Yakın dönem: Japonya'nın fiili sömürgesine dönüştüğü süre (1905-1945) boyunca Kore'ye, siyasal alanda ağır baskılar uygulanırken, zenginlikleri sömürüldü; ayrıca ülkedeki Japonlar tarafından Korelilere gerçek bir ırk ayrımı uygulandı ve Japon kültürü zorla benimsetilmeye çalışıldı. 1919'da sömürge yönetimine karşı Korelilerin başlattıkları kitle gösterileri kanlı biçimde bastırıldı. Bu baskılar halk arasında bağımsızlık isteklerini artırırken, İkinci Dünya Savaşı sırasında Kore, Japonların kıtadaki yayılmasının başlıca ekonomik ve askerî üssü haline getirildi.

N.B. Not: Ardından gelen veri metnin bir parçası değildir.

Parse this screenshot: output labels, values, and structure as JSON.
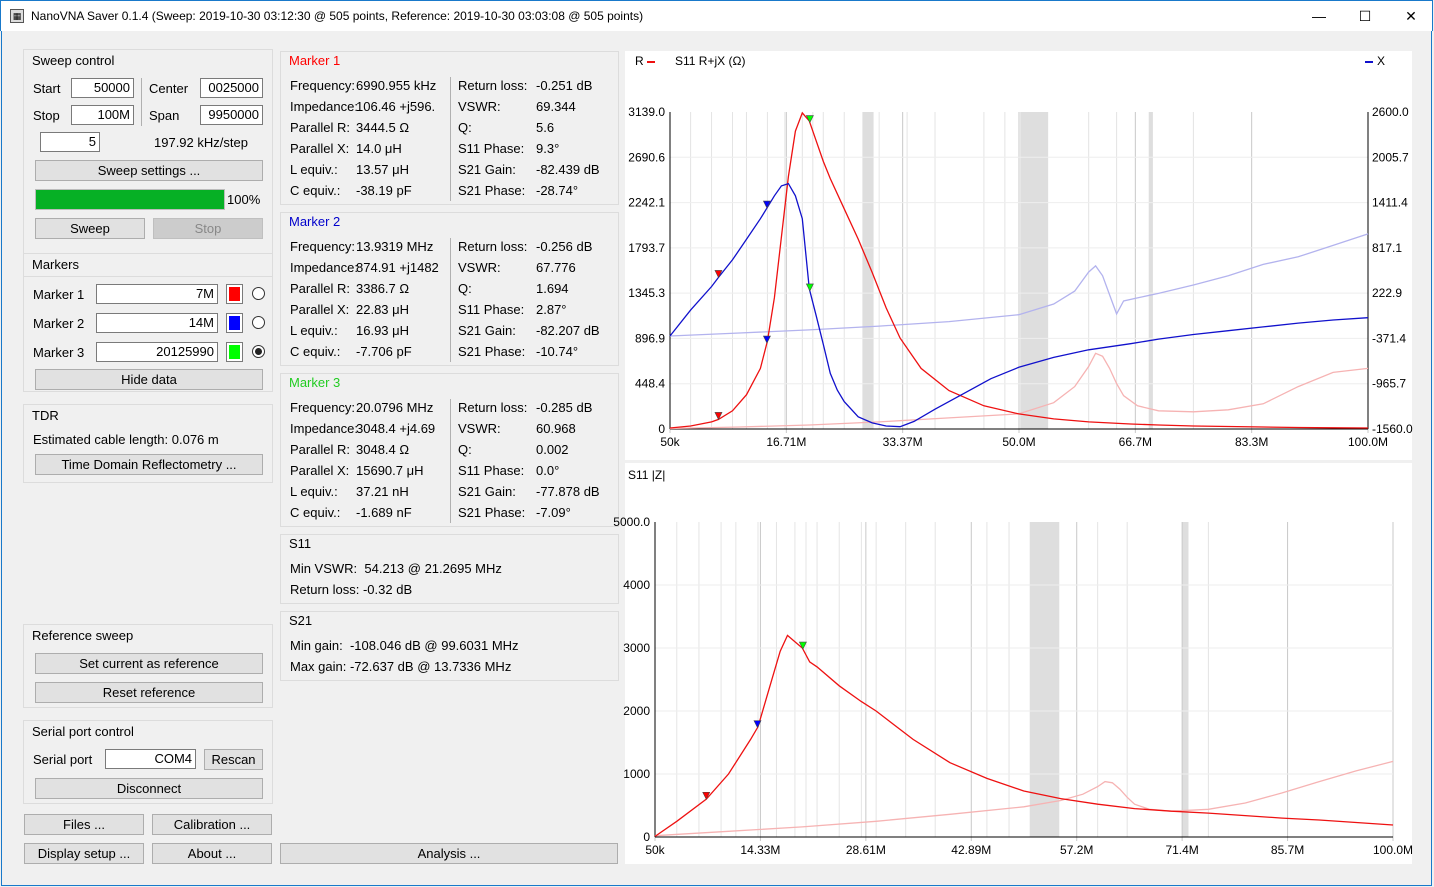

Japonya'nın 1945'te teslim olmasıyla, Kore, Japon egemenliğinden kurtulduysa da, bu kez 38. enlem boyunca, ABD ve Sovyet etki bölgelerine ayrıldı. Kasım 1947'de Birleşmiş Milletler, birleşik ve bağımsız bir Kore hükümeti kurulması yolunda karar aldı; ama, seçimlerin yapılmasından sorumlu BM komisyonu, yalnızca güney kesimde (ABD bölgesi) seçim yaptırmayı başarabildi. 15 Ağustos 1948'de, Kore Cumhuriyeti'nin kurulmasıyla, güney kesimdeki ABD askerî yönetimi sona erdi. Kuzey Kore'deyse, komünistlerin ağır basmasıyla, Kore Demokratik Halk Cumhuriyeti'nin kurulduğu açıklandı (Eylül 1948). Böylece 38. enlemin oluşturduğu geçici sınır, iki Kore devleti arasındaki sınır haline geldi.